For most businesses the Capital Taxes regime is quite benign. By selling a trading business and claiming Entrepreneur’s Relief, the capital gains tax liability is limited to 10% of the capital gain. If the trading business is gifted to their family this tax can be avoided using a “hold over” claim.
Alternatively, instead of making a lifetime gift to the next generation, on death the trading business can pass at its full market value with 100% relief from inheritance tax. This means that assets pass down the generations at uplifted values with no tax to pay.
Many park owners become particularly attached to their park and are keen to see it pass to the next generation. However, the application of these rules depend upon whether the park is deemed to be trading. This can be a problem for many parks. If the park fails this test, then on a gift or disposal, the tax rate increases to 28% for capital gains tax and to 40% for inheritance tax, a substantial increase.
So, why is a park not a trading business? The answer depends upon park activities. The park industry is incredibly varied. At one end of the spectrum is a holiday centre with multiple activities, clubs, restaurants, etc. At the other end are caravan sites with pitches limited to basic utility connections. The renting of land is not a trade so to claim any of the reliefs it is necessary to demonstrate that the business is not mainly renting land. Naturally, this is not straightforward.
A review of your accounts and income sources may quite quickly identify whether you are trading. If you are close to the borderline then it may be possible to report the accounts differently to highlight activities or perhaps change the park activity just a little.

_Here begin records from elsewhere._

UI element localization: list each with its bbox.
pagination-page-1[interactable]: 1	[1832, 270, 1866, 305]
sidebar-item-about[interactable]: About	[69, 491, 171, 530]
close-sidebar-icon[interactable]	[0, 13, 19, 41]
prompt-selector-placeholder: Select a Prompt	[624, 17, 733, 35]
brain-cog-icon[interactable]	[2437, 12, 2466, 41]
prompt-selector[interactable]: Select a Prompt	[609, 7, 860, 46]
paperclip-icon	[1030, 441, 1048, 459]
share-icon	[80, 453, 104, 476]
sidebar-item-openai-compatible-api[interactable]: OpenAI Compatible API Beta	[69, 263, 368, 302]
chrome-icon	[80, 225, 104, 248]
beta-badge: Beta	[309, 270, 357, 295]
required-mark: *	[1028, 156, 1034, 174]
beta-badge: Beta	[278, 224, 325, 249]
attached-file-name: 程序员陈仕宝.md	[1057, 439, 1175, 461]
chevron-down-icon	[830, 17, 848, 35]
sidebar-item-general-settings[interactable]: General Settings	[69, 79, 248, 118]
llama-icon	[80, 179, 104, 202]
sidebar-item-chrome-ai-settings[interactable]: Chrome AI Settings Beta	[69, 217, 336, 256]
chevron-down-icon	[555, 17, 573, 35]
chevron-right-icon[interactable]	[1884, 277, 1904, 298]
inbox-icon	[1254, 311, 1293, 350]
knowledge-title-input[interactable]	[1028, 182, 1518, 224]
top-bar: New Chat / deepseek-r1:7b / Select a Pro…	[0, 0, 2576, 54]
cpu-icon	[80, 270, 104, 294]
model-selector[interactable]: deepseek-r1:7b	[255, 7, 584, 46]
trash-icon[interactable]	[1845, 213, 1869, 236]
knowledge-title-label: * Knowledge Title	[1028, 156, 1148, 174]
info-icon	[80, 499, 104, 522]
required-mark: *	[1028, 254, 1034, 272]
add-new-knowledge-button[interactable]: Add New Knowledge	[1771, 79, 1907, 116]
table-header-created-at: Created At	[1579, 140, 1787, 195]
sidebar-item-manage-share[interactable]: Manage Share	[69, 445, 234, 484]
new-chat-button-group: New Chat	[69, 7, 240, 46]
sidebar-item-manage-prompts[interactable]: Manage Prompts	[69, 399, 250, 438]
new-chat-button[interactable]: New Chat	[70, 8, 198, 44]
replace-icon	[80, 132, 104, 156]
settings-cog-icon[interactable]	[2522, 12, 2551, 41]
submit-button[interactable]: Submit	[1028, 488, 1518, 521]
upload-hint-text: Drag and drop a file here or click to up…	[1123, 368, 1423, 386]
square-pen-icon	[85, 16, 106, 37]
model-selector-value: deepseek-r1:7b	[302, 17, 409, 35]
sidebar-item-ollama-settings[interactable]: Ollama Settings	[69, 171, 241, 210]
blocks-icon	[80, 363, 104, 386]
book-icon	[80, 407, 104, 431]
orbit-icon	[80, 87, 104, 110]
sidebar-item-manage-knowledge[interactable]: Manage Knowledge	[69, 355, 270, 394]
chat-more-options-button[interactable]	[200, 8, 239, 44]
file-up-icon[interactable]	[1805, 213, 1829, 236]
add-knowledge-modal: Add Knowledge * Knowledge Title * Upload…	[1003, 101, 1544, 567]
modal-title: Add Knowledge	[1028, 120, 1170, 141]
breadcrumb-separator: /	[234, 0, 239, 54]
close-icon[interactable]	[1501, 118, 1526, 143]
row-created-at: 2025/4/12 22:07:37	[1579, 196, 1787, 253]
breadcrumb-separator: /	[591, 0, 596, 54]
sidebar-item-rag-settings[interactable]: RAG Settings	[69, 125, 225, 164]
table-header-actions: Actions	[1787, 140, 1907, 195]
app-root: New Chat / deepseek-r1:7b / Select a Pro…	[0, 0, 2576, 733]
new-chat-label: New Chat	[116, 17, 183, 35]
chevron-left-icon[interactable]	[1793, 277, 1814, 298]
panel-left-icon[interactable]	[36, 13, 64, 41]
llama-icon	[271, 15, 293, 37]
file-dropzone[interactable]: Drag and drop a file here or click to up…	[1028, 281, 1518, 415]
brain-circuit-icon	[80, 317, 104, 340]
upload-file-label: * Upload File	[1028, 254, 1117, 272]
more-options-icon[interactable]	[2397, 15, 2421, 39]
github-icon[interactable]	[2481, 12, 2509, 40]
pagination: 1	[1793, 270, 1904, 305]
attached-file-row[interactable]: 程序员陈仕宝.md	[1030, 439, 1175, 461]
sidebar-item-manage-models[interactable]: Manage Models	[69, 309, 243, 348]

Of course, commercial reality needs to be applied. It is fine to build a shop and club house to meet the trading test, but the park needs to be active enough to support this. Many parks realise this is highly inappropriate as it would make a loss. It may also destroy the ambience of the park that the owners have worked so hard to create.
Consequently, it is very important that the “tax tail does not wag the dog”. However, a park owner should recognise that they are running a business which may have significant tax implications for them or the next generation.
How can they respond? There are no easy answers and for some it may be inappropriate to do anything other than suffer the tax consequences. At least in this situation the business owner can be prepared and understand the consequences of their action. For others, who are perhaps close to the trading line, but struggling to reach it, by taking appropriate action and adjusting the nature of the park activity it may be possible to change dramatically the tax consequences of their action. In extreme cases, this can mean the difference between passing the asset onto the next generation for them to continue the business and a forced sale to meet the tax liabilities.
As ever, planning is vital and, in certain cases, with appropriate planning the solution can transform the outcome.